Rules with parentheses like "Bash(npm install)" use content matching. The tool name is extracted from before the first unescaped (, and the content from between the parentheses. Parentheses in content must be escaped: "Bash(python -c \"print\\(1\\)\")".

The permissionRuleParser.ts handles parsing with proper escape/unescape of backslashes and parentheses. Empty content "Bash()" and standalone wildcard "Bash(*)" are normalized to tool-level rules.

Legacy Tool Name Aliases

Renamed tools are supported via LEGACY_TOOL_NAME_ALIASES: Task maps to Agent, KillShell maps to TaskStop, etc.

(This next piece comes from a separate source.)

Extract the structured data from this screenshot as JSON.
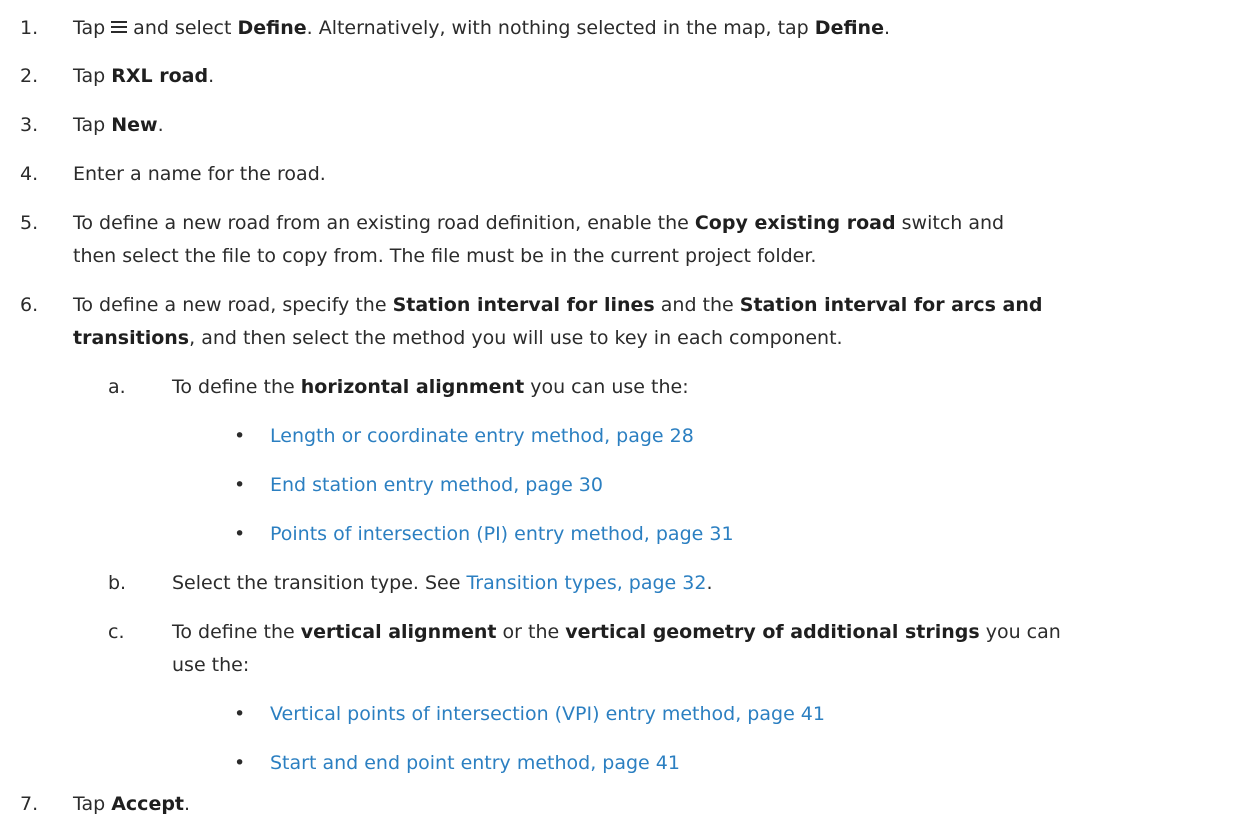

Dangerous Permission Detection

When entering auto mode, permissionSetup.ts strips allow rules that would bypass the classifier:

  • Bash: Tool-level allow, prefix rules for interpreters (python:*, node:*, ssh:*), wildcard rules for code execution entry points. The full list is in DANGEROUS_BASH_PATTERNS and CROSS_PLATFORM_CODE_EXEC in dangerousPatterns.ts.
  • PowerShell: Same patterns plus PS-specific cmdlets (Invoke-Expression, Start-Process, Add-Type, New-Object, etc.) and their aliases.
  • Agent: Any allow rule for the Agent tool is dangerous because it would auto-approve sub-agent spawns before the classifier can evaluate their prompt.

Auto Mode (Transcript Classifier)

When permission mode is auto and a tool check returns ask:

Fast Paths (skip classifier API call)

  1. Non-classifier-approvable safety checks: If the safetyCheck decision has classifierApprovable: false (e.g., Windows path bypass attempts), deny immediately. If classifierApprovable: true (e.g., sensitive file paths like .claude/), the classifier is allowed to evaluate.

  2. acceptEdits fast path: Re-runs tool.checkPermissions with mode temporarily set to acceptEdits. If the tool would be allowed under that mode (e.g., file writes within the working directory), auto-allow without calling the classifier. Excluded for Agent and REPL tools.

  3. Safe tool allowlist: classifierDecision.ts defines SAFE_YOLO_ALLOWLISTED_TOOLS -- read-only tools (FileRead, Grep, Glob, LSP, ToolSearch), task management tools, plan mode tools, and swarm coordination tools. These skip the classifier entirely.

Classifier Pipeline

If no fast path applies:

  1. Format the tool call as an action string via formatActionForClassifier
  2. Call classifyYoloAction which sends the conversation transcript plus the pending tool call to a side-query LLM
  3. The classifier uses a two-stage approach (configurable): a fast stage and a thinking stage
  4. Binary decision: shouldBlock: true/false with a reason string

Classifier Failure Modes

  • API error + iron gate closed (feature flag tengu_iron_gate_closed): Fail closed -- deny with retry guidance
  • API error + iron gate open: Fail open -- fall back to normal permission prompting
  • Transcript too long: Deterministic error (transcript only grows); fall back to manual approval in CLI mode, abort in headless mode

Denial Tracking

denialTracking.ts implements consecutive and total denial limits:

  • 3 consecutive denials: Fall back to prompting the user
  • 20 total denials in a session: Fall back to prompting, then reset counter
  • In headless mode, hitting either limit throws an AbortError to stop the agent
  • Any successful tool use resets the consecutive denial counter

Permission Explainer

When a tool requires user approval (ask decision), the permissionExplainer.ts generates a human-readable explanation:

  1. Sends the tool name, input, and recent conversation context to a side-query LLM
  2. Uses forced tool choice for structured output with fields: explanation, reasoning, risk, riskLevel (LOW/MEDIUM/HIGH)
  3. The explanation appears in the permission dialog to help users make informed decisions
  4. Can be disabled via permissionExplainerEnabled: false in global config
  5. Aborted requests and errors silently return null -- the dialog still works without the explanation

Sandbox Integration

The sandbox system interacts with permissions in two ways:

  1. autoAllowBashIfSandboxed: When sandbox is enabled and this setting is true (default on macOS), Bash commands that will run inside the sandbox skip ask rules and auto-allow. Commands excluded from sandboxing or using dangerouslyDisableSandbox still require permission.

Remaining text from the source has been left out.